Penyebab undesensus testis dapat disebabkan oleh produksi hormon androgen yang abnormal dan defisiensi gonadotropin dari ibu atau beberapa keadaan berikut yang menyebabkan undesensus testis, antara lain : Arrest testis (berhentinya penurunan testis di suatu tempat sehingga tidak sampai ke skrotum ) Ectopic testis (testis tidak berada pada jalur desensus fisiologik) Retractil testis (testis terdorong kembali ke atas akibat kontraksi hebat otot-otot skrotum).Beberapa sumber menyebutkan bahwa testis maldesensus dapat terjadi karena adanya kelainan pada (1) gubernaculum testis, (2) kelainan intrinsik testis, atau (3) defisiensi hormone gonadotropin yang memacu proses desensus testis.Beberapa penelitian terakhir mendapatkan bahwa mutasi pada gen INSL3 (Leydig insulin-like hormone 3) dan gen GREAT (G protein-coupled receptor affecting testis descent) dapat menyebabkan UDT. INSL3 dan GREAT merupakan pasangan ligand dan reseptor yang mempengaruhi perkembangan gubernaculum. Mutasi atau delesi pada gen-gen tertentu yang lain juga terbukti menyebabkan UDT, antara lain gen reseptor androgen yang akan menyebabkan AIS (androgen insensitivity syndrome), serta beberapa gen y yang bertanggung-jawab pada differensiasi testis misalnya: PAX5, SRY, SOX9, DAX1, dan MIS.

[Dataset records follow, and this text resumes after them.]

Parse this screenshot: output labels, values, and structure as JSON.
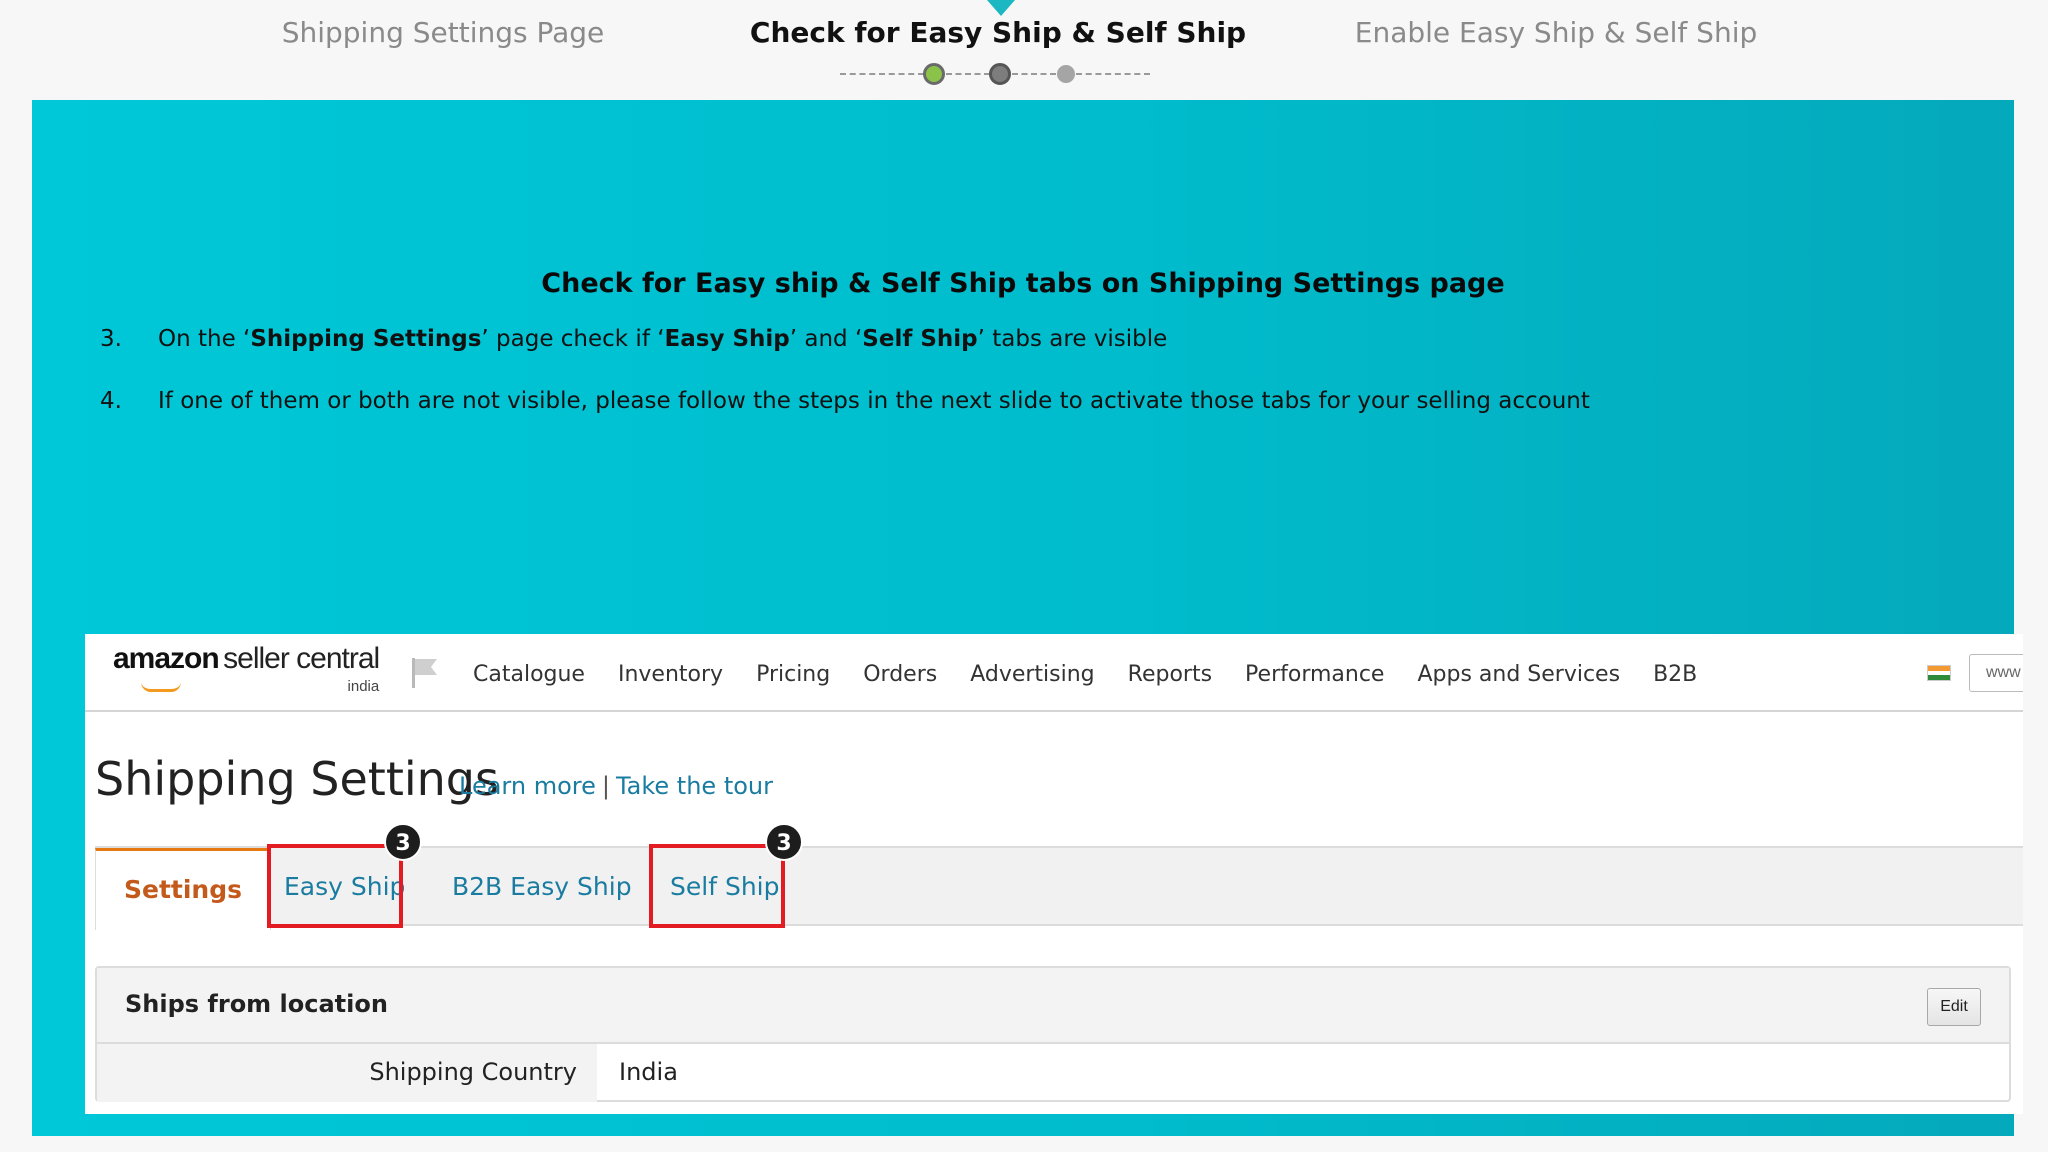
{
  "stepper": {
    "steps": [
      {
        "label": "Shipping Settings Page",
        "state": "done"
      },
      {
        "label": "Check for Easy Ship & Self Ship",
        "state": "current"
      },
      {
        "label": "Enable Easy Ship & Self Ship",
        "state": "todo"
      }
    ]
  },
  "slide": {
    "heading": "Check for Easy ship & Self Ship tabs on Shipping Settings page",
    "instructions": [
      {
        "num": "3.",
        "parts": [
          "On the ‘",
          "Shipping Settings",
          "’ page check if ‘",
          "Easy Ship",
          "’ and ‘",
          "Self Ship",
          "’ tabs are visible"
        ]
      },
      {
        "num": "4.",
        "text": "If one of them or both are not visible, please follow the steps in the next slide to activate those tabs for your selling account"
      }
    ]
  },
  "seller_central": {
    "logo_brand": "amazon",
    "logo_product": "seller central",
    "logo_region": "india",
    "nav": [
      "Catalogue",
      "Inventory",
      "Pricing",
      "Orders",
      "Advertising",
      "Reports",
      "Performance",
      "Apps and Services",
      "B2B"
    ],
    "search_value": "www",
    "page_title": "Shipping Settings",
    "learn_more": "Learn more",
    "separator": "|",
    "take_tour": "Take the tour",
    "tabs": [
      "Settings",
      "Easy Ship",
      "B2B Easy Ship",
      "Self Ship"
    ],
    "active_tab": "Settings",
    "callout_badge": "3",
    "panel_title": "Ships from location",
    "edit_label": "Edit",
    "row_label": "Shipping Country",
    "row_value": "India"
  },
  "colors": {
    "slide_teal": "#00c8d8",
    "highlight_red": "#e31b23",
    "link_blue": "#1a7ca0",
    "active_tab_orange": "#c35a1c",
    "step_done_green": "#8bc34a"
  }
}
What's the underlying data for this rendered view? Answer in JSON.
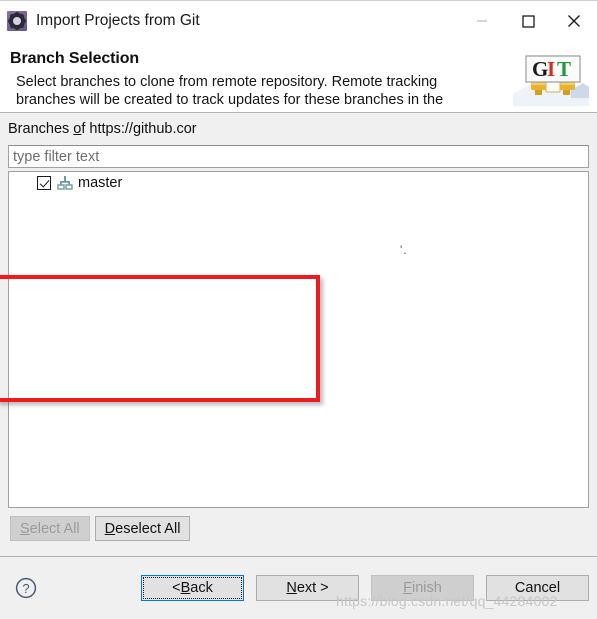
{
  "window": {
    "title": "Import Projects from Git",
    "icon": "eclipse-gear-icon",
    "controls": {
      "minimize": "minimize-icon",
      "maximize": "maximize-icon",
      "close": "close-icon"
    }
  },
  "header": {
    "title": "Branch Selection",
    "description": "Select branches to clone from remote repository. Remote tracking branches will be created to track updates for these branches in the",
    "logo": {
      "letters": [
        "G",
        "I",
        "T"
      ],
      "colors": [
        "#1a1a1a",
        "#d92c20",
        "#1f9a3c"
      ]
    }
  },
  "main": {
    "branches_label_prefix": "Branches ",
    "branches_label_mnemonic": "o",
    "branches_label_suffix": "f https://github.cor",
    "redaction_tail": "'.",
    "filter": {
      "placeholder": "type filter text",
      "value": ""
    },
    "tree": {
      "items": [
        {
          "label": "master",
          "checked": true,
          "icon": "git-branch-icon"
        }
      ]
    },
    "annotation": {
      "shape": "rectangle",
      "color": "#ee1c20"
    }
  },
  "select_bar": {
    "select_all": {
      "label_mnemonic": "S",
      "label_rest": "elect All",
      "enabled": false
    },
    "deselect_all": {
      "label_mnemonic": "D",
      "label_rest": "eselect All",
      "enabled": true
    }
  },
  "footer": {
    "help_icon": "help-question-icon",
    "buttons": [
      {
        "name": "back",
        "prefix": "< ",
        "mnemonic": "B",
        "suffix": "ack",
        "enabled": true,
        "focused": true
      },
      {
        "name": "next",
        "prefix": "",
        "mnemonic": "N",
        "suffix": "ext >",
        "enabled": true,
        "focused": false
      },
      {
        "name": "finish",
        "prefix": "",
        "mnemonic": "F",
        "suffix": "inish",
        "enabled": false,
        "focused": false
      },
      {
        "name": "cancel",
        "prefix": "",
        "mnemonic": "",
        "suffix": "Cancel",
        "enabled": true,
        "focused": false
      }
    ],
    "watermark": "https://blog.csdn.net/qq_44284002"
  }
}
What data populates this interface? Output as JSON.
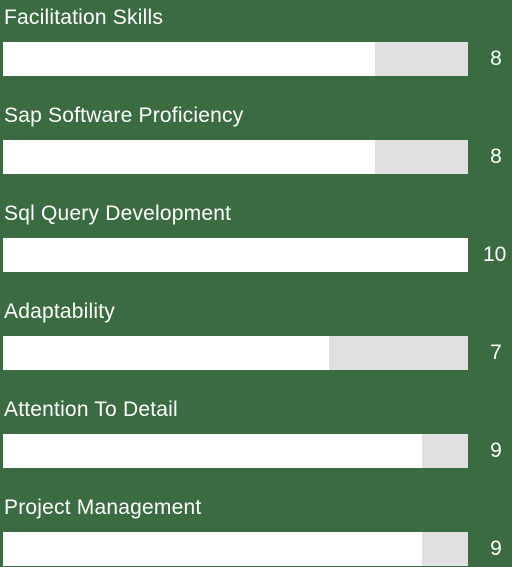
{
  "colors": {
    "background": "#3a6b41",
    "bar_fill": "#ffffff",
    "bar_track": "#e0e0e0",
    "text": "#ffffff"
  },
  "scale_max": 10,
  "skills": [
    {
      "label": "Facilitation Skills",
      "value": "8",
      "level": 8
    },
    {
      "label": "Sap Software Proficiency",
      "value": "8",
      "level": 8
    },
    {
      "label": "Sql Query Development",
      "value": "10",
      "level": 10
    },
    {
      "label": "Adaptability",
      "value": "7",
      "level": 7
    },
    {
      "label": "Attention To Detail",
      "value": "9",
      "level": 9
    },
    {
      "label": "Project Management",
      "value": "9",
      "level": 9
    }
  ]
}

KLASIFIKASIKaplan (1993) mengusulkan klasifikasi undesensus testis menjadi dua yaitu teraba (palpable) dan tidak teraba (non palpable). Dikatakan palpable testis apabila testis turun di luar abdomen yaitu pada internal ring, dan dikatakan nonpalpable apabila terletak pada intrabdominal. Sekitar 80% dari undesensus testis adalah palpable (teraba) dan hanya sekitar 20% adalah nonpalpable (tidak teraba). Cisek et al, pada penelitiannya tahun 1998 melaporkan bahwa 18 % testis dapat diraba selama pemeriksaan fisik, dan sekitar 12,6 % tersembunyi dan tidak ditemukan selama pemeriksaan fisik, tidak terdeteksi karena posisinya intraabdominal. Testis juga dapat ditemukan pada posisi ektopia karena terjadi migrasi transinguinal, dan berada di luar jalur penurunannya dan lokasi tersering pada undesensus testis yang ektopik adalah pada kantong superficial antara fascia eksternal oblique dan Scarpa fascia. Lokasi yang sering lainnya adalah di regia femoral, perineal, dan prepenile.Istilah testis retraktil menggambarkan testis yang terdorong keluar dari skrotum akibat reflex aktif otot-otot kremaster. Kondisi ini biasanya normal, dan biasanya retraktil testis teraba pada pemeriksaan fisik. Kondisi ini paling sering terjadi pada anak laki-laki usia antara 3 sampai dengan 7 tahun sebagai akibat dari reflex otot-otot kremaster yang overaktif. Refleks otot-otot kremaster ini biasanya muncul pada sekitar 50% anak laki-laki berumur < 30 bulan dan paling banyak pada anak laki-laki yang berumur lebih dari 30 bulan. Anak laki-laki dengan retraktil testis sebaiknya dimonitor kondisinya secara regular sampai dengan mencapai masa pubertasnya atau sampai dengan testis tetap berada dalam skrotum. Hal ini dilaporkan oleh Scorer dan Faringtin (1971), dimana dinyatakan bahwa insiden kriptorkismus terjadi pada anak laki-laki yang berumur 5 tahun dibandingkan dengan yang berusia lebih muda oleh karena adanya retraktil testis.Walaupun Puri dan Nixon pada penelitiannya tahun 1977 menyatakan bahwa anak-anak dengan retraktil testis memiliki volume testis yang normal dan memiliki angka fertilitas yang normal setelah dewasa, namun perkembangan testicularnya mengalami abnormalitas, sama seperti pada anak-anak dengan undesensus testis.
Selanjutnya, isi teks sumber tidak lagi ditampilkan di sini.